Hi, I experienced very strange behavior of writing to global mem inside the kernel.
below is my kernel look like.
__globla kernel( float d_im)
{
float m1=0, m2 =0, t1=0, t2=0, t3=0;
//do some thing to calculate correlation of sub area.
m1=t3/sqrt(t1t2);
//m1 = 1234567897.0f
int tidj = threadIdx.x+blockIdx.xblockDim.x;
int tidi= threadIdx.y+blockIdx.yblockDim.y;
d_im[tidj+tidiblockDim.x*gridDim.x] = m1;
}
t1, t2 are variance of two sub arrays I caluated within the kernel, t3 is the covariance between two sub arrays.
1, if I calculate the correlation as m1 = t3/sqrt(t1*t2), my kernel take 50 ms, which is 6 times faster than cpu version.
2, If I just give some number to m1=12345454646.f, then my kernel only take 4ms, which is 80 times faster than cpu version.

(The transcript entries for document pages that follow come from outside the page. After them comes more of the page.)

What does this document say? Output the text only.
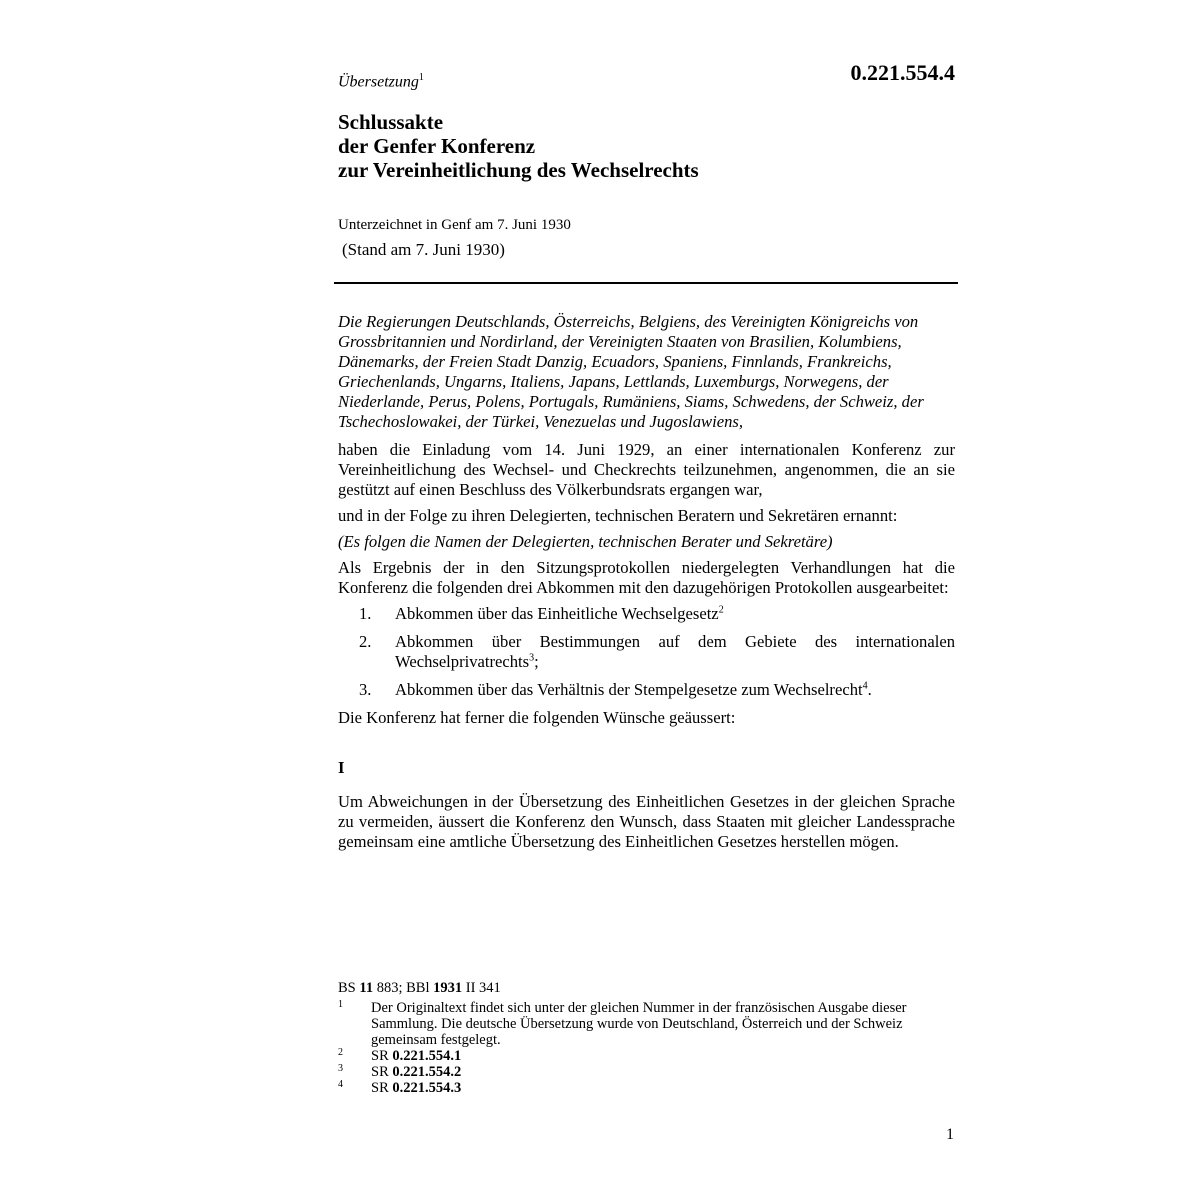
Übersetzung$^1$	0.221.554.4
Schlussakte
der Genfer Konferenz
zur Vereinheitlichung des Wechselrechts
Unterzeichnet in Genf am 7. Juni 1930
(Stand am 7. Juni 1930)

Die Regierungen Deutschlands, Österreichs, Belgiens, des Vereinigten Königreichs von Grossbritannien und Nordirland, der Vereinigten Staaten von Brasilien, Kolumbiens, Dänemarks, der Freien Stadt Danzig, Ecuadors, Spaniens, Finnlands, Frankreichs, Griechenlands, Ungarns, Italiens, Japans, Lettlands, Luxemburgs, Norwegens, der Niederlande, Perus, Polens, Portugals, Rumäniens, Siams, Schwedens, der Schweiz, der Tschechoslowakei, der Türkei, Venezuelas und Jugoslawiens,

haben die Einladung vom 14. Juni 1929, an einer internationalen Konferenz zur Vereinheitlichung des Wechsel- und Checkrechts teilzunehmen, angenommen, die an sie gestützt auf einen Beschluss des Völkerbundsrats ergangen war,

und in der Folge zu ihren Delegierten, technischen Beratern und Sekretären ernannt:

(Es folgen die Namen der Delegierten, technischen Berater und Sekretäre)

Als Ergebnis der in den Sitzungsprotokollen niedergelegten Verhandlungen hat die Konferenz die folgenden drei Abkommen mit den dazugehörigen Protokollen ausgearbeitet:

1. Abkommen über das Einheitliche Wechselgesetz$^2$
2. Abkommen über Bestimmungen auf dem Gebiete des internationalen Wechselprivatrechts$^3$;
3. Abkommen über das Verhältnis der Stempelgesetze zum Wechselrecht$^4$.

Die Konferenz hat ferner die folgenden Wünsche geäussert:

I

Um Abweichungen in der Übersetzung des Einheitlichen Gesetzes in der gleichen Sprache zu vermeiden, äussert die Konferenz den Wunsch, dass Staaten mit gleicher Landessprache gemeinsam eine amtliche Übersetzung des Einheitlichen Gesetzes herstellen mögen.

BS 11 883; BBl 1931 II 341
1 Der Originaltext findet sich unter der gleichen Nummer in der französischen Ausgabe dieser Sammlung. Die deutsche Übersetzung wurde von Deutschland, Österreich und der Schweiz gemeinsam festgelegt.
2 SR 0.221.554.1
3 SR 0.221.554.2
4 SR 0.221.554.3
1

3, if I comment out the writing to d_im, the kernel also take 4ms.
Based on 2 and 3, I believed my global memory is coalesed.
But when I write my computed number to global memory, the kernel becomes 10 times slower. There seems my computed t1,t2,t3 have some magic.
Can somebody help me to figure out the problem?